Scottish Startup 3D Prints Eco Rocket Engine

3D printed metal rocket engine for the SK-1 vehicle [Source: Skyrora]

Skyrora has designed and now tested a 3D printed rocket engine. 

The Edinburgh-based operation has been developing what they call an “eco rocket” for several years. It’s “eco” because its design produces far less greenhouse gas than conventional rocket mixtures. 

The key to their chemistry seems to be the use of a kerosene fuel that’s been developed from waste materials. This fuel, called “Ecosene”, is made in only 24 hours by processing “certain waste plastics”. From one tonne of waste, they can produce 600kg of Ecosene fuel.

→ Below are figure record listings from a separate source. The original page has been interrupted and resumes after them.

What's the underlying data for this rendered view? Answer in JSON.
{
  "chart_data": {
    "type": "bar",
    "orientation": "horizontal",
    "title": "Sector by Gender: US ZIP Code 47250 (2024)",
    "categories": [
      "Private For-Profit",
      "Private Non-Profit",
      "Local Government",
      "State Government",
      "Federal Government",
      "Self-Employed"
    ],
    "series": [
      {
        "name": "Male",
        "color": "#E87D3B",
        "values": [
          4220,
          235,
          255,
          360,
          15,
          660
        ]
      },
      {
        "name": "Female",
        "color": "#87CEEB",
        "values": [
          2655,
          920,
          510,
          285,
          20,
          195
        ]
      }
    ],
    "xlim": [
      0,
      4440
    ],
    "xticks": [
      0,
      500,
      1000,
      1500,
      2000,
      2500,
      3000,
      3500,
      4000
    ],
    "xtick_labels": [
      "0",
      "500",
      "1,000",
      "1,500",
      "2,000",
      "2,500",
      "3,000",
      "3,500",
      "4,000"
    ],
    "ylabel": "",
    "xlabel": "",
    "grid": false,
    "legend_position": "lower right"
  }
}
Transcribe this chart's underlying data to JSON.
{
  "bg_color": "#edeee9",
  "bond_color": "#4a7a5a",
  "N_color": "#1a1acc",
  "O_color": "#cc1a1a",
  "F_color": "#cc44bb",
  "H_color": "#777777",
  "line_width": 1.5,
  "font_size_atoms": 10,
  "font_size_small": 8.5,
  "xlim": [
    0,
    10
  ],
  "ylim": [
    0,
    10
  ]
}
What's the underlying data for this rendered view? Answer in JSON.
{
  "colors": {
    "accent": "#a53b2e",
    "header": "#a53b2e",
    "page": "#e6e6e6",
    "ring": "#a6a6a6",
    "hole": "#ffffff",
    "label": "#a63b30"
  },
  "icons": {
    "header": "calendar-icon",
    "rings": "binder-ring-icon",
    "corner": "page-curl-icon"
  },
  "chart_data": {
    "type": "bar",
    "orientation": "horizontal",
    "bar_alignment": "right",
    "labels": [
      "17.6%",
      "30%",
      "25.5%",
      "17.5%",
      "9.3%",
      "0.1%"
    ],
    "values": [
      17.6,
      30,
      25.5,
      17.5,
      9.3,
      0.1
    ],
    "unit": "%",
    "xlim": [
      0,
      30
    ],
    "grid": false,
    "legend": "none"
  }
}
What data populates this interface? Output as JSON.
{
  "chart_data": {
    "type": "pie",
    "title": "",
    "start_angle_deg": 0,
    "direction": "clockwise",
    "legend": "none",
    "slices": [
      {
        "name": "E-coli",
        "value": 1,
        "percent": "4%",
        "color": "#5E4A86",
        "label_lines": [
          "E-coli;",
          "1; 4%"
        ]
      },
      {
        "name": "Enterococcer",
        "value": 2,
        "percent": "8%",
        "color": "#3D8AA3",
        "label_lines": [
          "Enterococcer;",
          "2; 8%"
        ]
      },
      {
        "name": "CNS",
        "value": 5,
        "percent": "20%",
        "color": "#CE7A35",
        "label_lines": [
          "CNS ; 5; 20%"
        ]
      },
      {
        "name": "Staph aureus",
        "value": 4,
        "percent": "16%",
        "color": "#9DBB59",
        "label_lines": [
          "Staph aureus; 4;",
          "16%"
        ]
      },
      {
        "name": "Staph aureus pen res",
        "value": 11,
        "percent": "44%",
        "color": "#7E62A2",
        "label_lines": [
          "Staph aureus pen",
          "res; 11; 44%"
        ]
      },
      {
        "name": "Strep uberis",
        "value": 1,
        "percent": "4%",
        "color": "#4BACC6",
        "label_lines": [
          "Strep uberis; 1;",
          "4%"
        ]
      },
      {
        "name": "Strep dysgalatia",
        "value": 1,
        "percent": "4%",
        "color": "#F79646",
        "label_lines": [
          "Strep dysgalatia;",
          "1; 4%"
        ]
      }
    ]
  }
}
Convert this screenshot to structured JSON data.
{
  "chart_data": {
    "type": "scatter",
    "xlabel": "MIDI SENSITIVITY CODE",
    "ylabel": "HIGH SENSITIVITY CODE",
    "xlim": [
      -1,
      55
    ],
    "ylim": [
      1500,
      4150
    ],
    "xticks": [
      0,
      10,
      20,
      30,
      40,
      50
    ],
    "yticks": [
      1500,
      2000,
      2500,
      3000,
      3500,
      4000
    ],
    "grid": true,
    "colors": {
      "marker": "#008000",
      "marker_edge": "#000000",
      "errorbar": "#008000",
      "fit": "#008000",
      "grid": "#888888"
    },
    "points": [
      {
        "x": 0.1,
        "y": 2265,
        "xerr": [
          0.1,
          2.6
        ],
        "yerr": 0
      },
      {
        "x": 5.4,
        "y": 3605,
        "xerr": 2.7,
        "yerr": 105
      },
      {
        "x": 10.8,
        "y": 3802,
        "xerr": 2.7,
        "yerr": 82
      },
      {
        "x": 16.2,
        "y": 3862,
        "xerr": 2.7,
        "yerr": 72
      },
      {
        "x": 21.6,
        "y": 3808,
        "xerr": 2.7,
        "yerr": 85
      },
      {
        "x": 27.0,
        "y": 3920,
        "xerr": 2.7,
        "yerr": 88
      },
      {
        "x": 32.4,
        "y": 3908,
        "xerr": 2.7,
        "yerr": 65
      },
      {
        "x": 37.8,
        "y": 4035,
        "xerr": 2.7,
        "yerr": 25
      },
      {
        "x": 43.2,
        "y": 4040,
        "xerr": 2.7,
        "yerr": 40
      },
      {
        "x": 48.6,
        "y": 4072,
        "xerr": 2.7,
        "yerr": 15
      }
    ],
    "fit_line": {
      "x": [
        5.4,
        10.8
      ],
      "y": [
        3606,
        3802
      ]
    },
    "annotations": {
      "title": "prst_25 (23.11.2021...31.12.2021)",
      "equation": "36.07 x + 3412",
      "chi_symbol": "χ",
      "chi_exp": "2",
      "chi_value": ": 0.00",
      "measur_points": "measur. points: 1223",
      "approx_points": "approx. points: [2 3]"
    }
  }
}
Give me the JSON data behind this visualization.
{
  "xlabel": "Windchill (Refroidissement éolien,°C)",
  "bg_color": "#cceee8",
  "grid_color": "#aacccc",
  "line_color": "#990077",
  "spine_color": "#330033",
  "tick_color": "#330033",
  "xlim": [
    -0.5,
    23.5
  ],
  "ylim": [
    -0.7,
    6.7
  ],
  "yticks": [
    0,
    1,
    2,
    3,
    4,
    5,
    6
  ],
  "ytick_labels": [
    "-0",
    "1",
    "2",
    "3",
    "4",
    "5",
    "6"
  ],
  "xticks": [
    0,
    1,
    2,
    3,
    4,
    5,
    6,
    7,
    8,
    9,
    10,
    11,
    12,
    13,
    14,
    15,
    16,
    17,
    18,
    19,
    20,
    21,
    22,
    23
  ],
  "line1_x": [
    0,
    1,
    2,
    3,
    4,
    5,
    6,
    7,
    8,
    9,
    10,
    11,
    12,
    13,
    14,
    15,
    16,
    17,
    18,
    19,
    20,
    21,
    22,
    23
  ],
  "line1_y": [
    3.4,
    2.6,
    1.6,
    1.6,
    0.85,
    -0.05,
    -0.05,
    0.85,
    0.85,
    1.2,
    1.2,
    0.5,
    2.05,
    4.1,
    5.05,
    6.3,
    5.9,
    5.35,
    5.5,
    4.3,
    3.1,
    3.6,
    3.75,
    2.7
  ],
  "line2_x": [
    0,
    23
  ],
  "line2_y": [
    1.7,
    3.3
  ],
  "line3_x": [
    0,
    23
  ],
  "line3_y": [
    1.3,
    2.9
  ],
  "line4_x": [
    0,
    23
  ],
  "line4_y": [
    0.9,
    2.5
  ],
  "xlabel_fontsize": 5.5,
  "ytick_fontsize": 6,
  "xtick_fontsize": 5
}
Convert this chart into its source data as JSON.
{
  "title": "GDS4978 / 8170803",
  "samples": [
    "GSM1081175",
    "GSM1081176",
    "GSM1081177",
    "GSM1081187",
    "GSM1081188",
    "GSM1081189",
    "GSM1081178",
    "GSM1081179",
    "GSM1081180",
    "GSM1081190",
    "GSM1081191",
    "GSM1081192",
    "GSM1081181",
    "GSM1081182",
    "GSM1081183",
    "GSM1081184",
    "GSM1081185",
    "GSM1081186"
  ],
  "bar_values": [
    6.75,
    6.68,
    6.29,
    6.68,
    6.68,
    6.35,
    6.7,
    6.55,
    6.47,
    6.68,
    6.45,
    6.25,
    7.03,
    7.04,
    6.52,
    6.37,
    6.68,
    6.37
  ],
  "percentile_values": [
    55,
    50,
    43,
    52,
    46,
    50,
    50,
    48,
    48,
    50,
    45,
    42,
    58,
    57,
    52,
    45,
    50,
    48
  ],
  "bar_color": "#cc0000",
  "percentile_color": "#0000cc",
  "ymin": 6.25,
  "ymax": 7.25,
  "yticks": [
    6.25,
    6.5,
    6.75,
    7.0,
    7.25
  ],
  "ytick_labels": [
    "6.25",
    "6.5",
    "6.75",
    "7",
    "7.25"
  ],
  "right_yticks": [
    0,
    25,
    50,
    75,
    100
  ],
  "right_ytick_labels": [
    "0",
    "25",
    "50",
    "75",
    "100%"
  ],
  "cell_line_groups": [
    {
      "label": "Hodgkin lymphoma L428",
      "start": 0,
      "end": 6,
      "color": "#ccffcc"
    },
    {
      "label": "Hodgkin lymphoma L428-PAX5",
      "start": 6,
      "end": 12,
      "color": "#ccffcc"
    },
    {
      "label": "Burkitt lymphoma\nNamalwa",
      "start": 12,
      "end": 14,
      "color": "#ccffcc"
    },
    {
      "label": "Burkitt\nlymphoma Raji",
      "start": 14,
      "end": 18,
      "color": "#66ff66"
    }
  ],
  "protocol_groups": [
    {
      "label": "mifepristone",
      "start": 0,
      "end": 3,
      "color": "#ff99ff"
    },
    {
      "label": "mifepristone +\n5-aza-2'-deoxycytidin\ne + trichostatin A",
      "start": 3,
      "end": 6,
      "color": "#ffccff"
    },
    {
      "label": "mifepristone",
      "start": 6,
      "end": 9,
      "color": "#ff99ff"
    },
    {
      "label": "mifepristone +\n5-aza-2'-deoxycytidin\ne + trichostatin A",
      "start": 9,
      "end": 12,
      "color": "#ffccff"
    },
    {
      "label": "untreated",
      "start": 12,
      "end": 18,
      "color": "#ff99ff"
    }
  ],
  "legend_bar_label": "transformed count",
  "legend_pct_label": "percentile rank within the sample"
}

As the oxidizer in the rocket — because fuel must always have an oxidizer — they have chosen to use hydrogen peroxide. This is the same oxidizer used in the German V2 rocket during WWII. The advantage in using hydrogen peroxide is that it is a stable liquid in a wide range of temperatures, unlike other oxidizers, like liquid oxygen, which must be kept at very frosty temperatures. Maintaining liquid hydrogen peroxide is a simple matter. 

3D Printed Rocket Engine

The engine for the Skyrora SK-1 is designers to handle these materials, and it turns out is entirely 3D printed. This is quite advantageous for rocket engines, which typically have tiny cooling channels built into the engine bell, which are extraordinarily difficult to manufacture using conventional methods. This has resulted in Skyrora having a rocket engine with far fewer parts. 

Fewer parts not only means it’s less expensive to assemble, but it’s also lighter weight: there is less need for bolts, nuts and lugs to hold pieces together. Finally, the engine should be more reliable because there are fewer seams to act as points of failure. 


In the past few weeks Skyrora has been actively testing the first engines made using this technique and they were successful. Skyrora fired the engines for a series of 30 second tests without error. 

This is an outstanding example of how 3D printing technology can enable designs not previously possible. And in this case, it allows a startup company to launch satellites to 500km orbits.